Article 13, alinéa 2 du Traité sur l’Union européenne1, signé le 13 décembre 2007, dispose que « [c]haque institution agit dans les limites des attributions qui lui sont conférées dans les traités, conformément aux procédures, conditions et fin prévues par ceux-ci » et ajoute que « [l]es institutions pratiquent entre elles une coopéeration loyale ». À la lecture de ce texte, qui ouvre le titre relatif aux institutitions de l’Union européenne, il est possible de se tromper et de croire que, à l’instar de l’ordre constitutionnel interne, dont la base organisationnelle est le principe de séparation des pouvoirs, l’Union fonctionne sur le modèle « traditionnel » du principe. La structure institutionnelle hétérogène de l’Union présente davantage de complexité que celle de l’ordre constitutionnel d’un État, car elle doit prendre en compte les spécificités de ce nouveau Léviathan qui dépasse largement le cadre national (§1). Le fonctionnement de l’Union obéit à une autre logique qui est celle de l’efficacité de l’action institutionnelle. La fonction exécutive qui n’est pas exclusivement attribuée à un seul organe constitue le moteur de la machine d’intégration européenne (§2).

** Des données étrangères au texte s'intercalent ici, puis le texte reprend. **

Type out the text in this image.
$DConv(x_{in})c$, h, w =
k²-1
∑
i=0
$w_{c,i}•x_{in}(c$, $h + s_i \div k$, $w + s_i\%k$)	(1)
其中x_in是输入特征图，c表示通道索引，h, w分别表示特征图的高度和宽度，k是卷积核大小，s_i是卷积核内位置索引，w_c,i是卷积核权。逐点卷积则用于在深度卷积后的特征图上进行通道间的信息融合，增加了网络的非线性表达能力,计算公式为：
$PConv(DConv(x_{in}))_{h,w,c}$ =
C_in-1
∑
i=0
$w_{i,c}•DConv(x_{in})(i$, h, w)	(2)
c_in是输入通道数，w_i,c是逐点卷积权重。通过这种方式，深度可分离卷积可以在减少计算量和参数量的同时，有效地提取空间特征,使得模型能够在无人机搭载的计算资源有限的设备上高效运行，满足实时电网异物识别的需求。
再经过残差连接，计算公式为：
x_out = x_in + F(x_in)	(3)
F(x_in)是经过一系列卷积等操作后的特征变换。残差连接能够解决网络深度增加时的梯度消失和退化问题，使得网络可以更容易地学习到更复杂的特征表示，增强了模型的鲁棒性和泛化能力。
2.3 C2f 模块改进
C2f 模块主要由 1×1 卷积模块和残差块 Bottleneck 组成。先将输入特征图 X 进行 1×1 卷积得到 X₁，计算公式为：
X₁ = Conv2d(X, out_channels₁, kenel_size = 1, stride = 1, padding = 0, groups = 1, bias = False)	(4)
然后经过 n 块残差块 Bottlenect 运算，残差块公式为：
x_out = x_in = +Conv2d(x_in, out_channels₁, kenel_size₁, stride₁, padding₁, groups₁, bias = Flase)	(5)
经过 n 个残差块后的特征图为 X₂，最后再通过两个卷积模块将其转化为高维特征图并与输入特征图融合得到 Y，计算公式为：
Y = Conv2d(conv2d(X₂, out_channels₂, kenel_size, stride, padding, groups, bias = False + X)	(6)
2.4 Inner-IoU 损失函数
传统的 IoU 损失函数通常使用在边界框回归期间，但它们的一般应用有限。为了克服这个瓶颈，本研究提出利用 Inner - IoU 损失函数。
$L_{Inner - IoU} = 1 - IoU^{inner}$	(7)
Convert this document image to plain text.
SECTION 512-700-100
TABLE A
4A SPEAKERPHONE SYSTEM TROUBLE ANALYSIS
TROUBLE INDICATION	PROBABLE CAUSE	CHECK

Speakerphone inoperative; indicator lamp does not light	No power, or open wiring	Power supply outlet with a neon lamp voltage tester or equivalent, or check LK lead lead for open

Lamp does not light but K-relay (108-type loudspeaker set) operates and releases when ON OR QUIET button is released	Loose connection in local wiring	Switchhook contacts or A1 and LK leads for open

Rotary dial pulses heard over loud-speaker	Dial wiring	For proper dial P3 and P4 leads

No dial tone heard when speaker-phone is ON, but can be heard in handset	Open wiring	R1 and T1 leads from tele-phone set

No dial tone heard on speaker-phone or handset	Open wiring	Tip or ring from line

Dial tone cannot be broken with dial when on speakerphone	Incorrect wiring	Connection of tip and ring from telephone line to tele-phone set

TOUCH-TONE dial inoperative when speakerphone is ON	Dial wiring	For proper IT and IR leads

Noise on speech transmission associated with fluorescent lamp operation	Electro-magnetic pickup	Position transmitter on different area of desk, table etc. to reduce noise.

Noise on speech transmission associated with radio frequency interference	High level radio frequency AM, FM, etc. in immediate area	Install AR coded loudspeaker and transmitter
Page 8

§1. Le principe d’équilibre institutionnel.
S’il existe à l’échelon européen un système d’équilibre entre les différentes institutions déduit par la Cour de justice de l’Union (avant l’entrée en vigueur du Traité de Lisbonne : Cour de justice des Communautés européennes) des dispositions des traités fondateurs (B), il est certain qu’aucune transposition immédiate du principe de la séparation des pouvoirs n’est possible au niveau de l’Union (A).
A. La « traditionnelle » séparation des pouvoirs appliquée à l’Union européenne ?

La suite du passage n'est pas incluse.